AgentReal EstatePolitics & Money

NAR names new VP of public advocacy

Jon Waclawski promoted from senior political compliance counsel and director of legal affairs

The National Association of Realtors (NAR), one of the nation’s largest lobbying organizations, has promoted Jon Waclawski to vice president of political advocacy.

Waclawski formerly served as senior political compliance counsel and director of legal affairs.

In his new role, Waclawski will lead strategy for all of NAR’s federal, state, and local political programs and he will continue to advise on political law and federal and state campaign finance.

“Since Jon joined NAR in 2017, he has played a vital role in our political programming at every level of the association. He knows these programs front and back and has the experience and vision to move them forward,” Shannon McGahn, NAR’s chief advocacy officer, said in a statement.

Waclawski, a former Republican political operative, will also oversee NAR’s fundraising efforts and will help lead political education and training for NAR members, according to the announcement. In addition, Waclawski will director REALTOR Party activities programs, grants, and resources that help realtor associations advance public policies and support candidates that are favorable to NAR’s mission and members.

“Our members are on the ground in every town in America protecting and promoting property ownership,” NAR CEO Bob Goldberg said in a statement. “Our state and local advocacy programs are transforming communities. Jon has the unique experience to lead our political programming from Washington to Main Street.”
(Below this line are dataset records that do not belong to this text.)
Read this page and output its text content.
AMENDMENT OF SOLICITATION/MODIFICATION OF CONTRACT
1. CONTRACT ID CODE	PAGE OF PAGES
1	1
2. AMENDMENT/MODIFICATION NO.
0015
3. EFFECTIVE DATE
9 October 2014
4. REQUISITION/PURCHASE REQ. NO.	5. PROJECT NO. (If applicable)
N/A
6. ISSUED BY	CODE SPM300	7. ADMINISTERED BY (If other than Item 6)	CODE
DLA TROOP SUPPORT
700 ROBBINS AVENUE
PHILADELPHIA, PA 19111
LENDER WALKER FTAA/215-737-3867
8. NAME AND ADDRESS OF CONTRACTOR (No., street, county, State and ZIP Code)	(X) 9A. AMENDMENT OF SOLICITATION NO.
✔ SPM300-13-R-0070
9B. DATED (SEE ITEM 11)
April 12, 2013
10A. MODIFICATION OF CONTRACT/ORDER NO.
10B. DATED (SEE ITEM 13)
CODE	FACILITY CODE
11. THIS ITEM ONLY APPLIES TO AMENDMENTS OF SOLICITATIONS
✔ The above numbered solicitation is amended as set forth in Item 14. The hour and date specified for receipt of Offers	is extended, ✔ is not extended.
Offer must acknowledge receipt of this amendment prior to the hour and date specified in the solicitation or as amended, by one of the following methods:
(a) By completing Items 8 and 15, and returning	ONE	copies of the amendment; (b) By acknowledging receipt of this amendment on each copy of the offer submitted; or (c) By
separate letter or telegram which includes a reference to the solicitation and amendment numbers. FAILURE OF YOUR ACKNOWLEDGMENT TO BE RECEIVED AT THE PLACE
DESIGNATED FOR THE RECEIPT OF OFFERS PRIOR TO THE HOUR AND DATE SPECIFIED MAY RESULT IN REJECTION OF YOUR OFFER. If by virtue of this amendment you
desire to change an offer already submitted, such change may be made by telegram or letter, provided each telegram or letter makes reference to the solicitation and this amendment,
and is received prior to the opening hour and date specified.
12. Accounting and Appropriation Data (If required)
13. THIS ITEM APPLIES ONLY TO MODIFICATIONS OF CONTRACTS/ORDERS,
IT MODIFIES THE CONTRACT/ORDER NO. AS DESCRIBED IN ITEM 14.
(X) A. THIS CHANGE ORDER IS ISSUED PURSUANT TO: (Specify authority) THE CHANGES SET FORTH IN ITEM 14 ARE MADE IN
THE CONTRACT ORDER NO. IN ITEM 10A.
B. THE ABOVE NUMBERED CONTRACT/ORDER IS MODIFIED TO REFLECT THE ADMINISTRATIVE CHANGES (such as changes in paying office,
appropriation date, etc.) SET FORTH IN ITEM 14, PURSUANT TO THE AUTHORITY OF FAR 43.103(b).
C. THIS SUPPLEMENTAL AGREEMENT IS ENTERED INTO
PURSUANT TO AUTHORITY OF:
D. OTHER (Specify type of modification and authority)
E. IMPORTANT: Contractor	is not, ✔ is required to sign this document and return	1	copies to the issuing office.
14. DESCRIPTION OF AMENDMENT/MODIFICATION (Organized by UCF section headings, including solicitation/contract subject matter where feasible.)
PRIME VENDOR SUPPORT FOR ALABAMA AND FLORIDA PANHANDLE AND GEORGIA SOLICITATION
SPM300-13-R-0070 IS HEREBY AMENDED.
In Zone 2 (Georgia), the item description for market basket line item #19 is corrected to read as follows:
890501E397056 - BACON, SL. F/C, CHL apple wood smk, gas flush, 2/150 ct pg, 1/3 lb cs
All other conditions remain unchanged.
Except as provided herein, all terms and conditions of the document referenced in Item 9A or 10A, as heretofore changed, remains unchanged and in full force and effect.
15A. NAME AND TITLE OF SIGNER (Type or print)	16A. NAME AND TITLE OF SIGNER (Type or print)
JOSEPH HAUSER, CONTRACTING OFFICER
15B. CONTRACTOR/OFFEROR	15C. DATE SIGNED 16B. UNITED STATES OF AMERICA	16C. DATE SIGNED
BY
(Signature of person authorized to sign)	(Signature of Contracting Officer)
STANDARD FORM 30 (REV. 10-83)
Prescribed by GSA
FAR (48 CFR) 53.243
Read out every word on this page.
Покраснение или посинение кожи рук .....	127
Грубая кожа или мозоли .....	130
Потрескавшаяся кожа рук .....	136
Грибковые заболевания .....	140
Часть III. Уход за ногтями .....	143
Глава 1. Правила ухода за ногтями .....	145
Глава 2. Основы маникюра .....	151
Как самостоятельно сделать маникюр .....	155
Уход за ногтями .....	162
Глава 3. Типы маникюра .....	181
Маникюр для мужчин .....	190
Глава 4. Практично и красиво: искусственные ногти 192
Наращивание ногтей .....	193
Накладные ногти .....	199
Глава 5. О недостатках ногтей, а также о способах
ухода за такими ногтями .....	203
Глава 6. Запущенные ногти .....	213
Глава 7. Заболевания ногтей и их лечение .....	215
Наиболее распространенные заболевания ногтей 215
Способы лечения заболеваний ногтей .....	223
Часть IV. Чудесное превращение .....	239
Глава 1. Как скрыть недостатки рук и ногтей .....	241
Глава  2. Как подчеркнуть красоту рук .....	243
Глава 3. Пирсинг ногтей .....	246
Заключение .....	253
Waclawski comes from a diverse political and legal background. Prior to joining NAR, Waclawski served as in-house general counsel for former Wisconsin Gov. Scott Walker and as a partner in a boutique political law firm. He also served in various fundraising, operative and legal roles as both state and national political committees.

In its most recent foray into attempting to influence public policy, the NAR filed an amicus brief with the U.S. Supreme Court last Thursday claiming that a recent appeals court decision over floor plans “misrepresents federal law and would invalidate decades of legal precedent by allowing copyright infringement lawsuits to be filed against homeowners who make or display floor plans of their own homes.”

“The U.S. housing market accounted for roughly 18% of our country’s GDP in 2020,” NAR general counsel Katie Johnson said in a statement. “The Eighth Circuit’s decision not only puts countless consumers at risk of costly, burdensome litigation for making a floor plan of their own home, but it also strains a key sector of America’s economy and threatens a critical tool of transparency for potential home buyers.”

In the Copyright Act of 1976, congress specifically allowed for homeowner to create “pictures” or “pictorial representations” of architectural works with no liability. NAR claims that this ruling goes against the act and will hurt homebuyers and sellers.